Not long ago, Stephen Harper mused about scoring a hat trick in Ontario -- a Tory at Toronto City Hall, a Tory at Queen's Park and himself -- the Big Cheese -- in Ottawa. This morning, Rob Ford is in rehab; Tim Hudak has resigned; and Stephen Harper -- who knows?
The Conservative defeat last night -- and that's what it was -- was a case of a flawed message and a flawed messenger. Voters clearly understood that Tim Hudak's much vaunted one million jobs plan couldn't pass a grade four math class. And Mr. Hudak was a lousy salesman.

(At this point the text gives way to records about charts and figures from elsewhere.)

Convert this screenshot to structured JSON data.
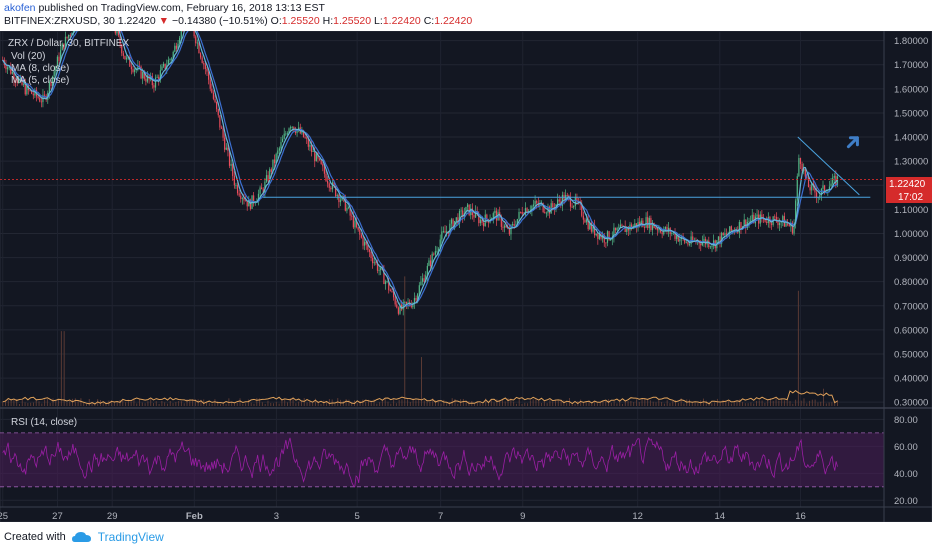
{
  "header": {
    "author": "akofen",
    "published_text": "published on TradingView.com, February 16, 2018 13:13 EST",
    "symbol_line": "BITFINEX:ZRXUSD, 30",
    "last_price": "1.22420",
    "change_arrow": "▼",
    "change": "−0.14380 (−10.51%)",
    "o_label": "O:",
    "o_value": "1.25520",
    "h_label": "H:",
    "h_value": "1.25520",
    "l_label": "L:",
    "l_value": "1.22420",
    "c_label": "C:",
    "c_value": "1.22420"
  },
  "legend": {
    "title": "ZRX / Dollar, 30, BITFINEX",
    "vol": "Vol (20)",
    "ma1": "MA (8, close)",
    "ma2": "MA (5, close)"
  },
  "rsi_label": "RSI (14, close)",
  "price_tag": "1.22420",
  "time_tag": "17:02",
  "colors": {
    "background": "#131722",
    "up": "#53b987",
    "down": "#eb4d5c",
    "ma8": "#3b6fd1",
    "ma5": "#65b5d6",
    "rsi": "#9b1fa5",
    "rsi_band": "#4a1d57",
    "volume_line": "#e0a15a",
    "trendline": "#4aa3df",
    "arrow": "#3f7ec7"
  },
  "footer": {
    "created_with": "Created with",
    "brand": "TradingView"
  },
  "chart_data": [
    {
      "type": "candlestick",
      "title": "ZRX / Dollar, 30, BITFINEX",
      "x_ticks": [
        "25",
        "27",
        "29",
        "Feb",
        "3",
        "5",
        "7",
        "9",
        "12",
        "14",
        "16"
      ],
      "y_ticks": [
        0.3,
        0.4,
        0.5,
        0.6,
        0.7,
        0.8,
        0.9,
        1.0,
        1.1,
        1.2,
        1.3,
        1.4,
        1.5,
        1.6,
        1.7,
        1.8
      ],
      "ylim": [
        0.28,
        1.84
      ],
      "close_path": [
        [
          25,
          1.72
        ],
        [
          25.8,
          1.6
        ],
        [
          26.5,
          1.55
        ],
        [
          27.2,
          1.78
        ],
        [
          28,
          1.95
        ],
        [
          29,
          1.88
        ],
        [
          29.5,
          1.72
        ],
        [
          30.5,
          1.62
        ],
        [
          31.2,
          1.74
        ],
        [
          31.6,
          1.88
        ],
        [
          32,
          1.83
        ],
        [
          32.5,
          1.65
        ],
        [
          33,
          1.42
        ],
        [
          33.5,
          1.2
        ],
        [
          34,
          1.12
        ],
        [
          34.5,
          1.18
        ],
        [
          35,
          1.32
        ],
        [
          35.5,
          1.46
        ],
        [
          36,
          1.4
        ],
        [
          36.5,
          1.3
        ],
        [
          37,
          1.2
        ],
        [
          37.5,
          1.12
        ],
        [
          38,
          1.0
        ],
        [
          38.5,
          0.9
        ],
        [
          39,
          0.8
        ],
        [
          39.5,
          0.68
        ],
        [
          40,
          0.72
        ],
        [
          40.5,
          0.85
        ],
        [
          41,
          0.98
        ],
        [
          41.5,
          1.05
        ],
        [
          42,
          1.1
        ],
        [
          42.5,
          1.05
        ],
        [
          43,
          1.08
        ],
        [
          43.5,
          1.0
        ],
        [
          44,
          1.1
        ],
        [
          44.5,
          1.12
        ],
        [
          45,
          1.1
        ],
        [
          45.5,
          1.15
        ],
        [
          46,
          1.12
        ],
        [
          46.5,
          1.02
        ],
        [
          47,
          0.98
        ],
        [
          47.5,
          1.01
        ],
        [
          48,
          1.03
        ],
        [
          48.5,
          1.05
        ],
        [
          49,
          1.02
        ],
        [
          49.5,
          1.0
        ],
        [
          50,
          0.96
        ],
        [
          50.5,
          0.97
        ],
        [
          51,
          0.96
        ],
        [
          51.5,
          1.0
        ],
        [
          52,
          1.04
        ],
        [
          52.5,
          1.06
        ],
        [
          53,
          1.06
        ],
        [
          53.5,
          1.05
        ],
        [
          53.9,
          1.02
        ],
        [
          54.1,
          1.33
        ],
        [
          54.4,
          1.2
        ],
        [
          54.8,
          1.16
        ],
        [
          55.2,
          1.2
        ],
        [
          55.5,
          1.224
        ]
      ],
      "volume_spikes": [
        [
          27.2,
          0.26
        ],
        [
          39.7,
          0.45
        ],
        [
          40.3,
          0.17
        ],
        [
          54.1,
          0.4
        ],
        [
          55.0,
          0.06
        ]
      ],
      "annotations": {
        "resistance": {
          "x": [
            34.5,
            56.7
          ],
          "y": 1.15
        },
        "wedge_top": {
          "x": [
            54.05,
            56.3
          ],
          "y": [
            1.4,
            1.16
          ]
        },
        "price_line": 1.2242,
        "arrow": "up-right"
      }
    },
    {
      "type": "line",
      "title": "RSI (14, close)",
      "y_ticks": [
        20,
        40,
        60,
        80
      ],
      "ylim": [
        15,
        87
      ],
      "bands": [
        30,
        70
      ]
    }
  ]
}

Because Ontario's provincial ridings mirror its federal ridings, there are a few lessons Harper should take from last night's results. Tasha Kheiriddin writes:
Fear of cuts trumps fear of corruption. NDP leader Andrea Horwath learned this the hard way. She kicked off the election to kick out a scandal-plagued government, but people were more concerned the Tories would cut services. And they voted Liberal to prevent that from happening.
Ontarians don’t feel overtaxed. No, really. The Tories promised to cut taxes. The Liberals promised to raise them. The NDP promised to do both. And the Liberals got a majority government. Sigh.
Likeability matters. In the corridors, when no one was watching, even stalwart Tories would shake their heads and lament that voters just didn’t like Hudak. Ontarians didn’t love Wynne or Horvath, but they liked them better. Which could explain why …
Harper joked at Jim Flaherty's funeral that even his friends don't like him. And his government has served up both corruption and tax cuts.
There will be two federal by-elections in Ontario at the end of the month. The results should be interesting. It's beginning to look like the province which gave Mr. Harper his majority could well show him the back of its hand in the next federal election. As they say in the American South, "The boy's cheese is slipping off his cracker."